The Food & Drug Administration continues to warn pharmacies that compounded medications are new drugs under FDA jurisdiction. The FDA is insistent, despite a U.S. District Court ruling in August 2006 that called into question the federal agency's authority to regulate compounded medications. In at least eight instances covering a range of compounded medications, the FDA has warned pharmacies that the compounded drugs either posed danger to patients or too closely resembled FDA-approved products.

The concern over topical anesthetic creams emerged in 2005 following the deaths of two students. Blanca Bolanos, a 25-year-old student in Tucson, Ariz., died in November 2004 after spending two years in a coma. Prior to her death, Bolanos had applied a 6% lidocaine and 6% tetracaine topical anesthetic cream she had received prior to a laser hair-removal treatment at a clinic. The cream was compounded by University Pharmacy. Bolanos received the cream from the clinic even though she did not have a prescription and was never examined by the clinic's doctor. The death of Shiri Berg, a 22-year-old student, occurred just months after Bolanos' death and under similar circumstances. Berg also had received the Triangle Compounding Pharmacy's compounded medication without a prescription or examination prior to laser hair removal.

What role the FDA has, if any, remains murky. In August, a U.S. District Court judge in the Medical Center Pharmacy v. Gonzalez case issued a preliminary ruling that called into question the FDA's jurisdiction over compounded medications. Still, the FDA continues to insist that compounded medications are new drugs and subject to FDA regulation, a point contested by the agency's critics. "A federal court ruled that FDA's position is unfounded, and, in fact, compounded medicines are vital and legal," insists L. D. King, executive director of the International Academy of Compounding Pharmacists. "To the extent there are patient safety issues, state boards of pharmacy are well equipped to deal with them."

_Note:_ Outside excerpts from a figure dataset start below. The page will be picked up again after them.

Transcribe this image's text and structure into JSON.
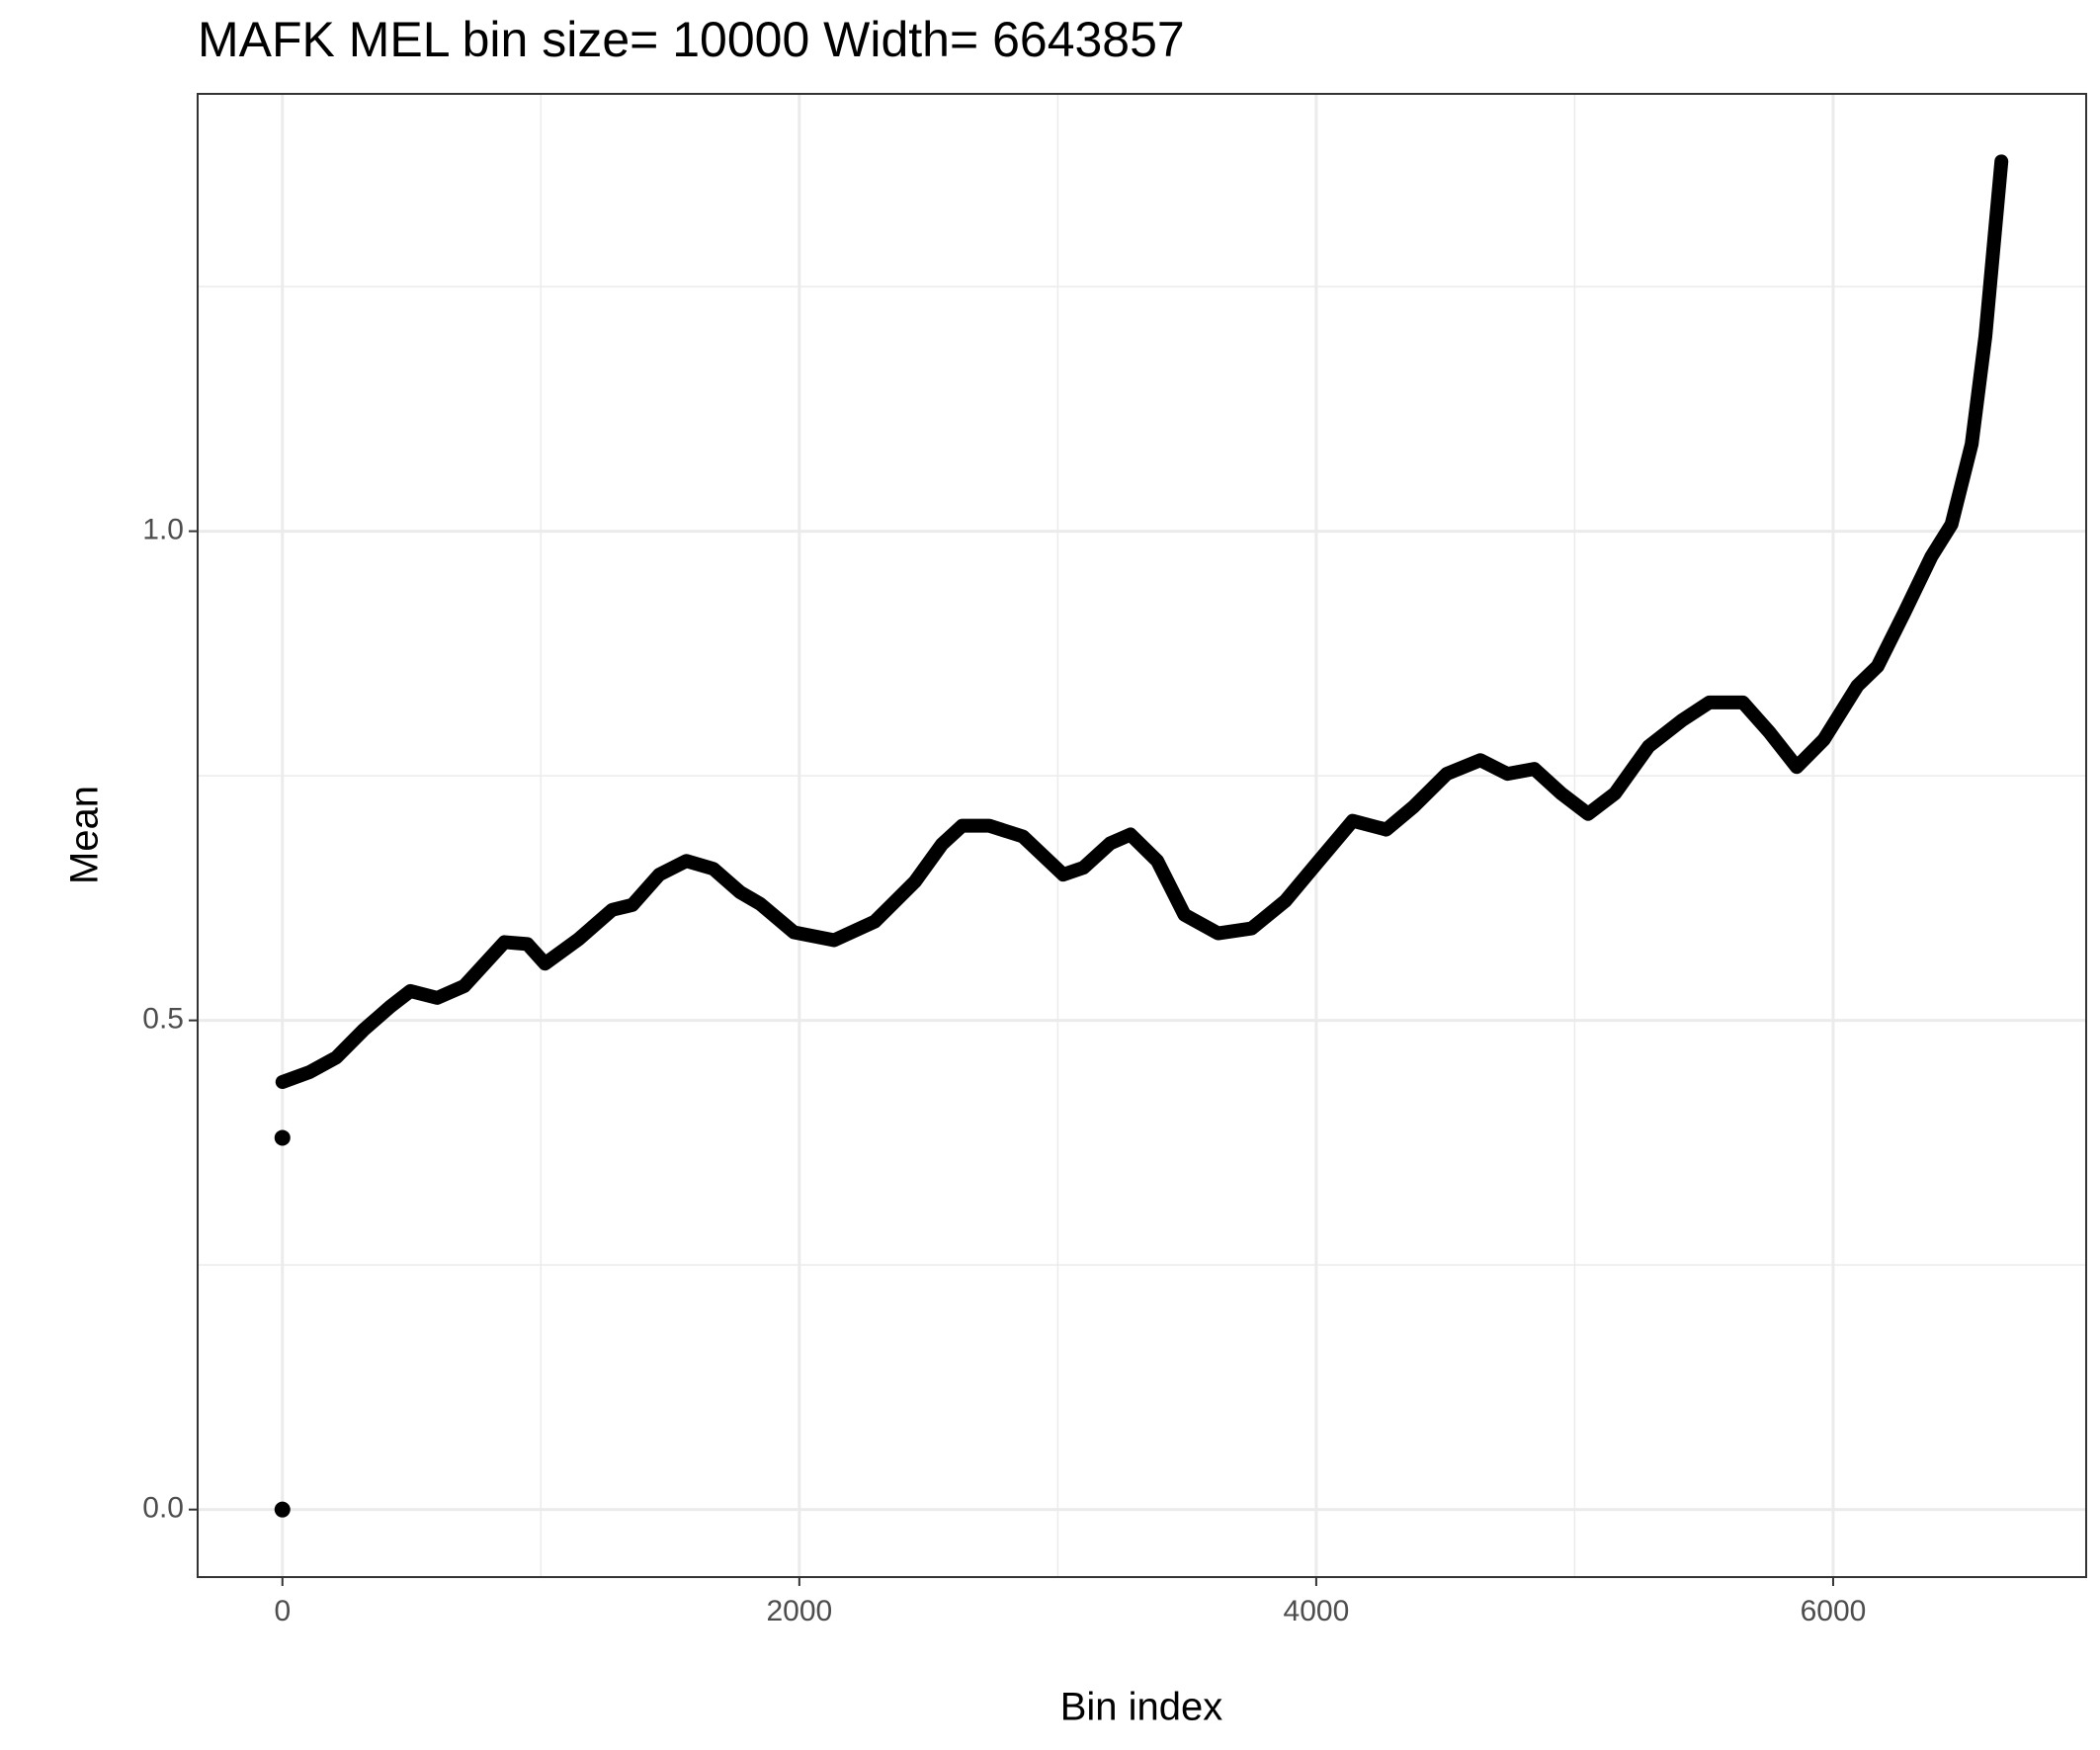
{
  "chart_data": {
    "type": "line",
    "title": "MAFK MEL  bin size=  10000  Width=  6643857",
    "xlabel": "Bin index",
    "ylabel": "Mean",
    "x": [
      0,
      104,
      208,
      313,
      417,
      495,
      599,
      703,
      859,
      948,
      1016,
      1146,
      1276,
      1354,
      1458,
      1563,
      1667,
      1771,
      1849,
      1979,
      2135,
      2292,
      2448,
      2552,
      2630,
      2734,
      2865,
      3021,
      3099,
      3203,
      3281,
      3385,
      3490,
      3620,
      3750,
      3880,
      4010,
      4141,
      4271,
      4375,
      4505,
      4635,
      4740,
      4844,
      4948,
      5052,
      5156,
      5286,
      5417,
      5521,
      5651,
      5755,
      5859,
      5964,
      6094,
      6172,
      6276,
      6380,
      6458,
      6536,
      6589,
      6651
    ],
    "values": [
      0.437,
      0.447,
      0.462,
      0.49,
      0.514,
      0.53,
      0.523,
      0.535,
      0.58,
      0.578,
      0.558,
      0.583,
      0.613,
      0.618,
      0.649,
      0.663,
      0.655,
      0.631,
      0.619,
      0.59,
      0.582,
      0.601,
      0.642,
      0.68,
      0.699,
      0.699,
      0.688,
      0.649,
      0.656,
      0.681,
      0.69,
      0.663,
      0.608,
      0.589,
      0.594,
      0.622,
      0.663,
      0.704,
      0.695,
      0.718,
      0.752,
      0.766,
      0.752,
      0.757,
      0.732,
      0.711,
      0.732,
      0.78,
      0.807,
      0.825,
      0.825,
      0.794,
      0.759,
      0.787,
      0.842,
      0.862,
      0.917,
      0.974,
      1.007,
      1.089,
      1.199,
      1.378
    ],
    "points": {
      "x": [
        0,
        0
      ],
      "values": [
        0.38,
        0
      ]
    },
    "color": "#000000",
    "xlim": [
      -328,
      6979
    ],
    "ylim": [
      -0.069,
      1.447
    ],
    "xticks": [
      0,
      2000,
      4000,
      6000
    ],
    "yticks": [
      {
        "value": 0,
        "label": "0.0"
      },
      0.5,
      {
        "value": 1,
        "label": "1.0"
      }
    ],
    "x_minor_ticks": [
      1000,
      3000,
      5000
    ],
    "y_minor_ticks": [
      0.25,
      0.75,
      1.25
    ],
    "grid": true
  }
}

The FDA also warned Wedgewood Village Pharmacy, Swedesboro, N.J., about compounding animal drugs and Health Dimensions Inc., Farmington Hills, Mich., and Spoonamore Drug Co., Louisville, Ky., about selling compounded medications—including domperidone, which has not been approved by the FDA. In its letter to Wedgewood, the FDA argued that the pharmacy, which had its DEA license revoked in 2006, "is engaged in large-scale manufacturing of unapproved drugs, including copies of FDA-approved drugs, which raises safety concerns and poses a significant threat to the new drug approval process."

Wedgewood CEO George Malmberg told Drug Topics that he plans to fight FDA. "We are concerned about the FDA's intrusion into the practice of pharmacy," he said. "The [Medical Center Pharmacy] case stated that compounded medications are not new drugs, and FDA seems to have ignored that. This isn't about Wedgewood; this is about FDA's continued attempt to regulate compounding pharmacies."

Malmberg's willingness to fight the FDA is hardly surprising. In 2002, a group of compounding pharmacies, including Wedgewood, fought the FDA in a case that went all the way to the Supreme Court. In Thompson v. Western States Medical Center, the Court upheld the legitimacy of compounding and struck down a marketing restriction.